Martin has been working on the pack for 27 years, he says. But he has kept its development a secret until recently.

While the pack is powerful, it is unlikely you'll be able to barrel headfirst across the sky, Superman-style. The 113-kilogram pack is designed to lift a pilot vertically, although the company expects pitching the pack slightly could enable it to move horizontally at more than 97 kilometres per hour (60 miles per hour), the limit for experimental ultra-light craft.

Today's demonstration drew a large crowd. Many were hoping that Martin's 16-year-old son, Harrison, who piloted the pack, would be performing figure-eights. But for the safety of onlookers, two men held the pack down; it lifted off vertically and only cleared the ground by several feet (see video).

The craft sounds much like a high-powered lawnmower, and it created enough wind to blast sand on the concrete ground at nearby onlooker's feet and cameras.



'Jetpack' may not be the most accurate term for Martin's device. The pack is actually run by a water-cooled, piston engine, similar to a car. This drives the large downward-facing fans on either side of the pilot. Flaps at the bottom of the fans are used to direct air and steer the pack.

So far, the company has performed most of its tests 1.8 metres (6 feet) above the ground, but Martin says tests at 152 metres (500 feet) might be six months away.

The jetpack also contains safety features.

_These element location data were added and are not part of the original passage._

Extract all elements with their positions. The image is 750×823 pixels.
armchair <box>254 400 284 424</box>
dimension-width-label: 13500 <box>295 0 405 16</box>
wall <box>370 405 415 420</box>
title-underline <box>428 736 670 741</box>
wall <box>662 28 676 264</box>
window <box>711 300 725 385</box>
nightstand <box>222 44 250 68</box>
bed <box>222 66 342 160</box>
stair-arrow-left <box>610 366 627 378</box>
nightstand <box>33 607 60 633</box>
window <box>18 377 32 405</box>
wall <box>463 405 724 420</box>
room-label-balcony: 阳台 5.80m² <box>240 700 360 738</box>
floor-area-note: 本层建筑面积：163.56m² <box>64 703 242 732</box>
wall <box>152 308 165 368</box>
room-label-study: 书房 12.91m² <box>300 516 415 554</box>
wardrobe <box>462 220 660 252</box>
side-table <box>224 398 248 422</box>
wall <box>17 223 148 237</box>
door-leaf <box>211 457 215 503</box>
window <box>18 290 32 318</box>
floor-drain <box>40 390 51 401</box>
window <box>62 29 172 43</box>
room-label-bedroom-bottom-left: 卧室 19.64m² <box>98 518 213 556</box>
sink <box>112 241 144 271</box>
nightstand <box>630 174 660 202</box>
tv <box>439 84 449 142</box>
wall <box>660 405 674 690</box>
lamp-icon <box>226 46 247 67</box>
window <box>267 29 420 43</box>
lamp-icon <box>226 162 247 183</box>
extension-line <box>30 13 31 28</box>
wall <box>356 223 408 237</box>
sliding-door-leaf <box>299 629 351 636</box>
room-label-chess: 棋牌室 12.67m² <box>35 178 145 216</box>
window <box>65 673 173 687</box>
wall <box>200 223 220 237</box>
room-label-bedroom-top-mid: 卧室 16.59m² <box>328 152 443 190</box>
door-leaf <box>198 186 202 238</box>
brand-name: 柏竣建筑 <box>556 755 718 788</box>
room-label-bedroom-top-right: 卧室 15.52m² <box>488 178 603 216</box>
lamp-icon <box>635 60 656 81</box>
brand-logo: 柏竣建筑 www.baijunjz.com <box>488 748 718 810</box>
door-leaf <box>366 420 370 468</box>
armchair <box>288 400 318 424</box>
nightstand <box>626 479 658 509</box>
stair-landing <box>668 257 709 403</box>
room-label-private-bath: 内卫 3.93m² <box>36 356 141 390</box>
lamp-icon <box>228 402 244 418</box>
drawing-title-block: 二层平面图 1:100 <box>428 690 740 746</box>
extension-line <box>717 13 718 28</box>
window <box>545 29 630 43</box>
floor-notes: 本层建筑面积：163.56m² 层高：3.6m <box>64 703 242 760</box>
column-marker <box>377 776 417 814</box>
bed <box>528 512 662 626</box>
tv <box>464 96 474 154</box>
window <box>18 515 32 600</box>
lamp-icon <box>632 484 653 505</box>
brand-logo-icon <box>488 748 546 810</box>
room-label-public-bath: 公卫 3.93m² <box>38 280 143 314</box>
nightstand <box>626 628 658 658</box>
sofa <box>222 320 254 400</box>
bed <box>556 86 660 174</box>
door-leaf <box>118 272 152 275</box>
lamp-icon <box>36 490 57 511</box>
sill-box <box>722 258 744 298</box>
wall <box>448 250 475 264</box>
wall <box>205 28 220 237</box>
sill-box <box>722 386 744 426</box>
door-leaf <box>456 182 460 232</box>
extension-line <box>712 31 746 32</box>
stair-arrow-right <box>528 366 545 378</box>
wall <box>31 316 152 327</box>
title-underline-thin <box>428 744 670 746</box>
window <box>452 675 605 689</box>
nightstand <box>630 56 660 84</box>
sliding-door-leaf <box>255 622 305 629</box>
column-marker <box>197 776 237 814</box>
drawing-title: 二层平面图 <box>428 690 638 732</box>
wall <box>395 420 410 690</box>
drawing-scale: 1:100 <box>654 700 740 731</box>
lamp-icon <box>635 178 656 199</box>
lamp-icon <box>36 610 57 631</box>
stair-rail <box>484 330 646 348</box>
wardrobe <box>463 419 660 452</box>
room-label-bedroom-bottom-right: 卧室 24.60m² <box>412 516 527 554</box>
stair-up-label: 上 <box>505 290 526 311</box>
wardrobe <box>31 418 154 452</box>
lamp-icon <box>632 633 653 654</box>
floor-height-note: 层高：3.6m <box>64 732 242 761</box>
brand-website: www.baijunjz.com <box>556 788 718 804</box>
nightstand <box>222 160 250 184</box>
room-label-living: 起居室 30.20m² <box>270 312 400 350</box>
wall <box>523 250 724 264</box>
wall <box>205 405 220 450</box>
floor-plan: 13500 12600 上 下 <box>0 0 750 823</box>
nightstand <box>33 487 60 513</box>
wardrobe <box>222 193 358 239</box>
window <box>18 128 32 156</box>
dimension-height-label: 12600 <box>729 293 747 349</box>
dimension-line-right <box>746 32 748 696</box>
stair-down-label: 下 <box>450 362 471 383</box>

The pack has a ballistic parachute which can be deployed only 30 metres (100 feet) above the ground. The undercarriage of the craft also has shock absorbers.

Jetpacks haven't been known for their safety; pilots have broken their backs flying them. But Martin has enough faith in his pack that his wife and one of his sons have tested the vehicle. Harrison says he has only crashed the pack once, when he went head-over-heels in an earlier prototype.